What I mean is, even with a Pascal Tegra X2 Switch still would not have been as powerful as PS4/Xbone. So portability, the core concept of the system, rules out being on par with the competition power wise.

I never said it has to be as powerfull as the Xbox One/Playstation 4.
But it still could have been better than what it is currently.

curl-6 said:

They could have made Wii/Wii U/Switch stronger, (though I still reckon it would've been an unwise risk to make costlier PS3/360-tier Wii)

I disagree. One of the reasons why the Wii's momentum didn't carry on as long as the Xbox 360 or Playstation 3 was that it couldn't attract enough quality 3rd party games to placate some of the more dedicated demographics.

curl-6 said:

what I'm saying is that it makes sense that they didn't, as their only successful consoles since the SNES have opted for low end parts, while their attemps to be power competitive ended in failure. Experience has taught them that trying to fight Playstation head on always fails, while sidestepping the competition with less powerful alternative concepts usually succeeds.

The Nintendo 64 was successfull.

But power or lack thereof isn't what makes a console successfull and nor does power limit any innovation... The Wii was a success because of it's motion controls, not because games looked ugly... Because that isn't a selling point.

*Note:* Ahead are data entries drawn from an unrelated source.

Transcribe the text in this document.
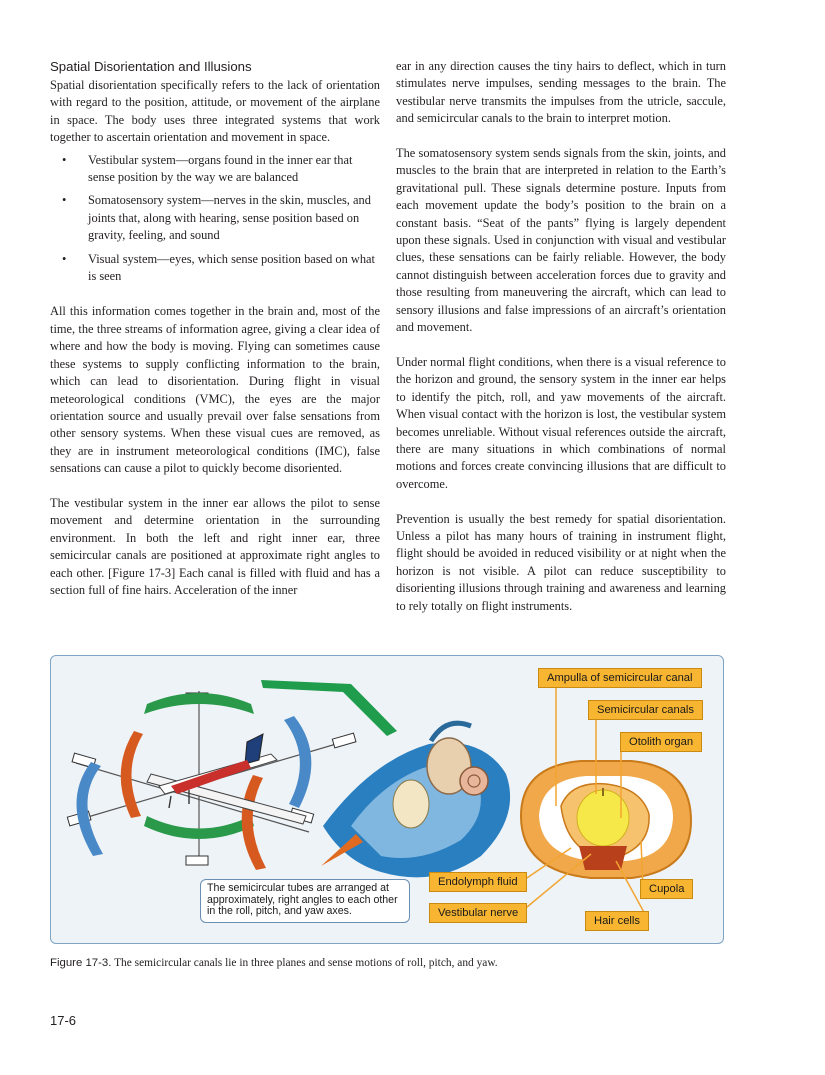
Spatial Disorientation and Illusions

Spatial disorientation specifically refers to the lack of orientation with regard to the position, attitude, or movement of the airplane in space. The body uses three integrated systems that work together to ascertain orientation and movement in space.

• Vestibular system—organs found in the inner ear that sense position by the way we are balanced
• Somatosensory system—nerves in the skin, muscles, and joints that, along with hearing, sense position based on gravity, feeling, and sound
• Visual system—eyes, which sense position based on what is seen

All this information comes together in the brain and, most of the time, the three streams of information agree, giving a clear idea of where and how the body is moving. Flying can sometimes cause these systems to supply conflicting information to the brain, which can lead to disorientation. During flight in visual meteorological conditions (VMC), the eyes are the major orientation source and usually prevail over false sensations from other sensory systems. When these visual cues are removed, as they are in instrument meteorological conditions (IMC), false sensations can cause a pilot to quickly become disoriented.

The vestibular system in the inner ear allows the pilot to sense movement and determine orientation in the surrounding environment. In both the left and right inner ear, three semicircular canals are positioned at approximate right angles to each other. [Figure 17-3] Each canal is filled with fluid and has a section full of fine hairs. Acceleration of the inner

ear in any direction causes the tiny hairs to deflect, which in turn stimulates nerve impulses, sending messages to the brain. The vestibular nerve transmits the impulses from the utricle, saccule, and semicircular canals to the brain to interpret motion.

The somatosensory system sends signals from the skin, joints, and muscles to the brain that are interpreted in relation to the Earth’s gravitational pull. These signals determine posture. Inputs from each movement update the body’s position to the brain on a constant basis. “Seat of the pants” flying is largely dependent upon these signals. Used in conjunction with visual and vestibular clues, these sensations can be fairly reliable. However, the body cannot distinguish between acceleration forces due to gravity and those resulting from maneuvering the aircraft, which can lead to sensory illusions and false impressions of an aircraft’s orientation and movement.

Under normal flight conditions, when there is a visual reference to the horizon and ground, the sensory system in the inner ear helps to identify the pitch, roll, and yaw movements of the aircraft. When visual contact with the horizon is lost, the vestibular system becomes unreliable. Without visual references outside the aircraft, there are many situations in which combinations of normal motions and forces create convincing illusions that are difficult to overcome.

Prevention is usually the best remedy for spatial disorientation. Unless a pilot has many hours of training in instrument flight, flight should be avoided in reduced visibility or at night when the horizon is not visible. A pilot can reduce susceptibility to disorienting illusions through training and awareness and learning to rely totally on flight instruments.

Ampulla of semicircular canal
Semicircular canals
Otolith organ
Endolymph fluid
Vestibular nerve
Cupola
Hair cells
The semicircular tubes are arranged at approximately, right angles to each other in the roll, pitch, and yaw axes.
Figure 17-3. The semicircular canals lie in three planes and sense motions of roll, pitch, and yaw.
17-6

- My point though was that Switch's core concept inherently limits power; by virtue of being what it is, it cannot be power-competitive with traditional consoles.

- We can theorize that now, but hindsight is 20/20. Back then motion controls were unproven and PS3/360 were costing MS and Sony dearly; with what they knew at the time it was just too risky to go with expensive hardware. Plus if they did, they couldn't have achieved the affordability that was a key part of Wii's appeal.

- Nintendo 64 got outsold 3:1 by the PS1 and took Nintendo from owning a majority share of the console market to less than a third of it.